Running the benchmarks¶
In order to run the benchmarks on your own machine, you need to:
Clone the repository somewhere, for example ~/code/scikit-learn-speed
Extract the datasets:
cd ~/code/scikit-learn-speed/benchmarks tar jxvf data.tar.bz2
Create the configuration file ~/.vbench-skl. For example:
[setup] repo_path = /Users/vene/code/scikit-learn repo_url = git@github.com:scikit-learn/scikit-learn.git db_path = /Users/vene/code/scikit-learn-speed/benchmarks/benchmarks.db tmp_dir = /tmp/vb_sklearn
The values displayed above are hardcoded defaults, and they are used in case the configuration value doesn’t exist, or to override skipped values. Specifically, this means you don’t have to bother to set repo_url and tmp_dir.
- From the scikit-learn-speed folder, run make. This will call:
- make run, which runs the benchmark suite,
- make rst, which generates the Sphinx sources for the reports,
- make html, which builds the HTML reports from the sources.
For more details about other make options, type make help. At the moment, the quick flag is passed by default, which means it only runs the linear_model benchmarks, as a test that everything works OK. Another flag is historical, which makes vbench go behind in time and run the suite on more releases, but this takes a long time. To pass this kinds of flags, just set the SKL_SPEED_ARGS environment variable. For example:
SKL_SPEED_ARGS='quick historical' make
The result of make run is a file called benchmarks.db in the benchmarks folder (or wherever you pointed the db_path setting to). You can look inside this file using sqlite3 or better, by instanciating a vbench.db.BenchmarksDB object, like this:
In [1]: from vbench.db import BenchmarkDB
In [2]: db = BenchmarkDB('benchmarks/benchmarks.db')
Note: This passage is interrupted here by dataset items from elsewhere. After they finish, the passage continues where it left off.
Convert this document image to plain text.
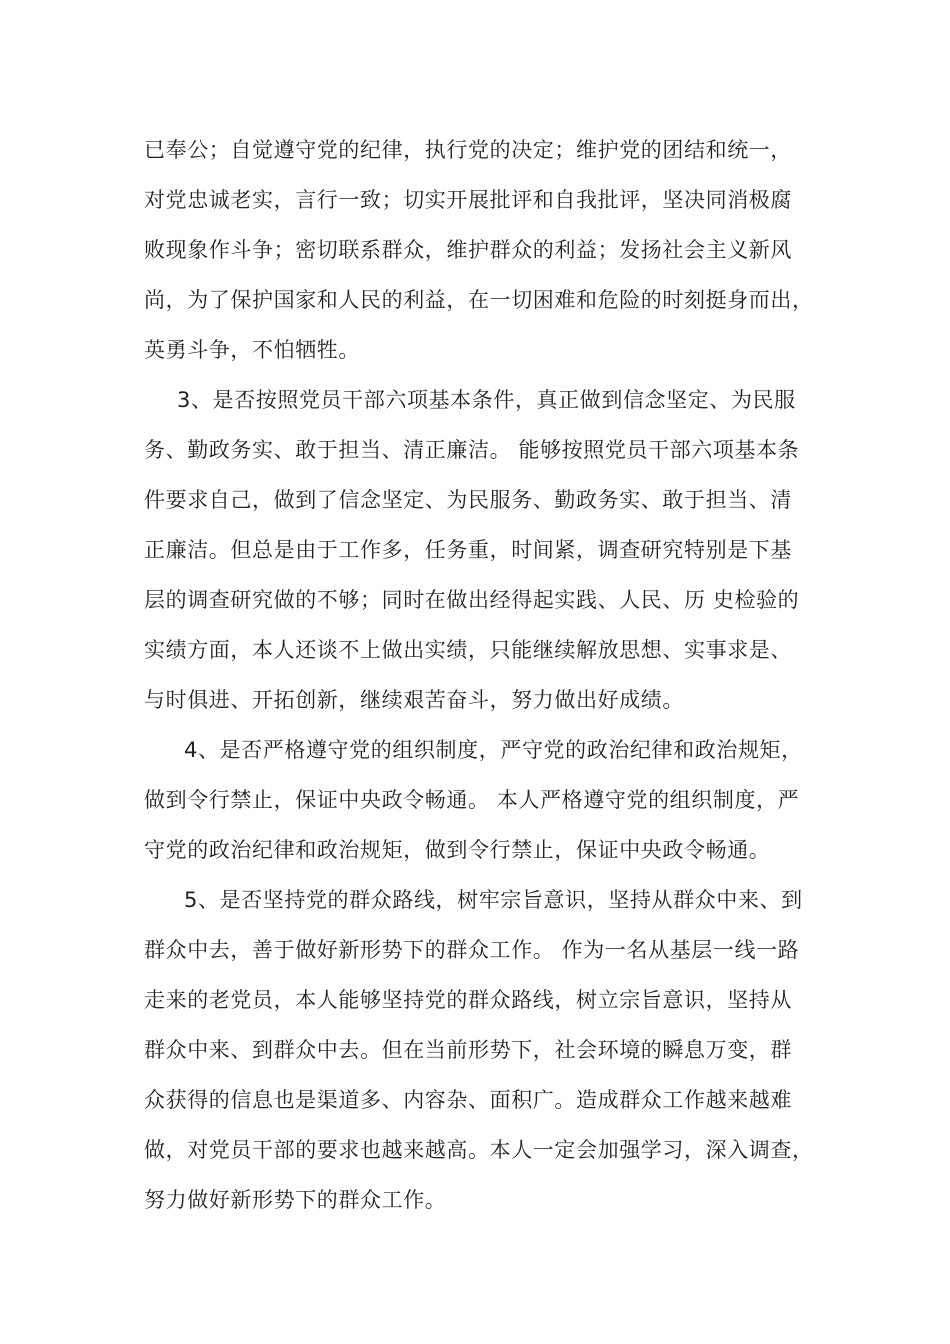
已奉公；自觉遵守党的纪律，执行党的决定；维护党的团结和统一，
对党忠诚老实，言行一致；切实开展批评和自我批评，坚决同消极腐
败现象作斗争；密切联系群众，维护群众的利益；发扬社会主义新风
尚，为了保护国家和人民的利益，在一切困难和危险的时刻挺身而出，
英勇斗争，不怕牺牲。
3、是否按照党员干部六项基本条件，真正做到信念坚定、为民服
务、勤政务实、敢于担当、清正廉洁。 能够按照党员干部六项基本条
件要求自己，做到了信念坚定、为民服务、勤政务实、敢于担当、清
正廉洁。但总是由于工作多，任务重，时间紧，调查研究特别是下基
层的调查研究做的不够；同时在做出经得起实践、人民、历 史检验的
实绩方面，本人还谈不上做出实绩，只能继续解放思想、实事求是、
与时俱进、开拓创新，继续艰苦奋斗，努力做出好成绩。
4、是否严格遵守党的组织制度，严守党的政治纪律和政治规矩，
做到令行禁止，保证中央政令畅通。 本人严格遵守党的组织制度，严
守党的政治纪律和政治规矩，做到令行禁止，保证中央政令畅通。
5、是否坚持党的群众路线，树牢宗旨意识，坚持从群众中来、到
群众中去，善于做好新形势下的群众工作。 作为一名从基层一线一路
走来的老党员，本人能够坚持党的群众路线，树立宗旨意识，坚持从
群众中来、到群众中去。但在当前形势下，社会环境的瞬息万变，群
众获得的信息也是渠道多、内容杂、面积广。造成群众工作越来越难
做，对党员干部的要求也越来越高。本人一定会加强学习，深入调查，
努力做好新形势下的群众工作。
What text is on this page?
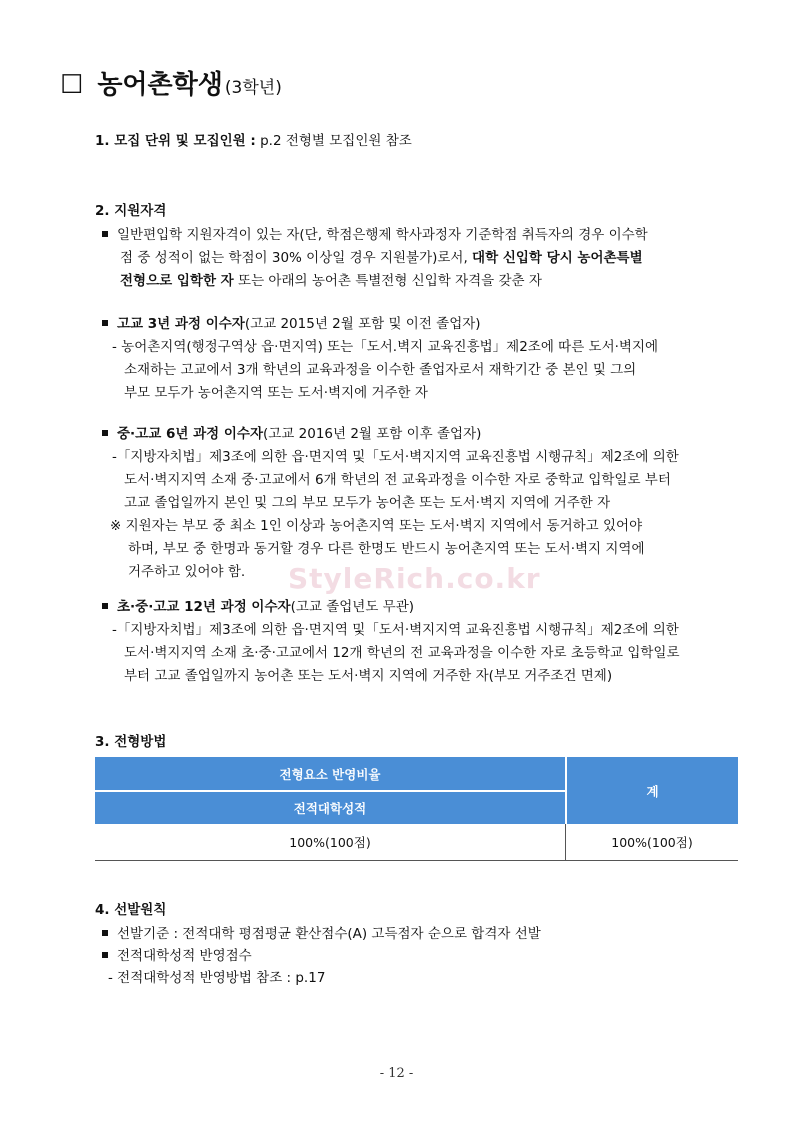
☐ 농어촌학생 (3학년)
1. 모집 단위 및 모집인원 : p.2 전형별 모집인원 참조
2. 지원자격
일반편입학 지원자격이 있는 자(단, 학점은행제 학사과정자 기준학점 취득자의 경우 이수학
점 중 성적이 없는 학점이 30% 이상일 경우 지원불가)로서, 대학 신입학 당시 농어촌특별
전형으로 입학한 자 또는 아래의 농어촌 특별전형 신입학 자격을 갖춘 자
고교 3년 과정 이수자(고교 2015년 2월 포함 및 이전 졸업자)
- 농어촌지역(행정구역상 읍·면지역) 또는「도서.벽지 교육진흥법」제2조에 따른 도서·벽지에
소재하는 고교에서 3개 학년의 교육과정을 이수한 졸업자로서 재학기간 중 본인 및 그의
부모 모두가 농어촌지역 또는 도서·벽지에 거주한 자
중·고교 6년 과정 이수자(고교 2016년 2월 포함 이후 졸업자)
-「지방자치법」제3조에 의한 읍·면지역 및「도서·벽지지역 교육진흥법 시행규칙」제2조에 의한
도서·벽지지역 소재 중·고교에서 6개 학년의 전 교육과정을 이수한 자로 중학교 입학일로 부터
고교 졸업일까지 본인 및 그의 부모 모두가 농어촌 또는 도서·벽지 지역에 거주한 자
※ 지원자는 부모 중 최소 1인 이상과 농어촌지역 또는 도서·벽지 지역에서 동거하고 있어야
하며, 부모 중 한명과 동거할 경우 다른 한명도 반드시 농어촌지역 또는 도서·벽지 지역에
거주하고 있어야 함. StyleRich.co.kr
초·중·고교 12년 과정 이수자(고교 졸업년도 무관)
-「지방자치법」제3조에 의한 읍·면지역 및「도서·벽지지역 교육진흥법 시행규칙」제2조에 의한
도서·벽지지역 소재 초·중·고교에서 12개 학년의 전 교육과정을 이수한 자로 초등학교 입학일로
부터 고교 졸업일까지 농어촌 또는 도서·벽지 지역에 거주한 자(부모 거주조건 면제)
3. 전형방법
전형요소 반영비율
전적대학성적
계
100%(100점)	100%(100점)
4. 선발원칙
선발기준 : 전적대학 평점평균 환산점수(A) 고득점자 순으로 합격자 선발
전적대학성적 반영점수
- 전적대학성적 반영방법 참조 : p.17
- 12 -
In [3]: db.get_benchmarks()
Out[3]:
name description
checksum
0ff90bcf3a75abe21cede6ede6674aba LinearRegression-minimadelon-fit None
1b296252fc235e4b6d1559013263074e LinearRegression-minimadelon-predict None
(...)
In [4]: db.get_benchmark_results('0ff90bcf3a75abe21cede6ede6674aba')
Out[4]:
revision ncalls timing timing_min timing_max timing_mean timing_median timing_std profile memory traceback
timestamp
2012-07-23 14:07:14 6aaf15f None 0.003620 0.001490 0.001876 0.001627 0.001515 0.000176 78 function calls in 0.004 seconds O 0.121094 None
2012-07-24 12:19:11 af2602e None 0.002806 0.001489 0.001892 0.001670 0.001630 0.000167 78 function calls in 0.003 seconds O 0.121094 None
Generating the documentation¶
To only generate the HTML files from the database, navigate to the scikit-learn-speed folder and execute:
make rst # this generates the Sphinx sources
make html # this builds the HTML reports
You can view the results by opening scikit-learn-speed/benchmarks/build/html/index.html in your favourite internet browser. An internet connection is recommended, because JQuery and JQueryUI are loaded from Google’s CDN.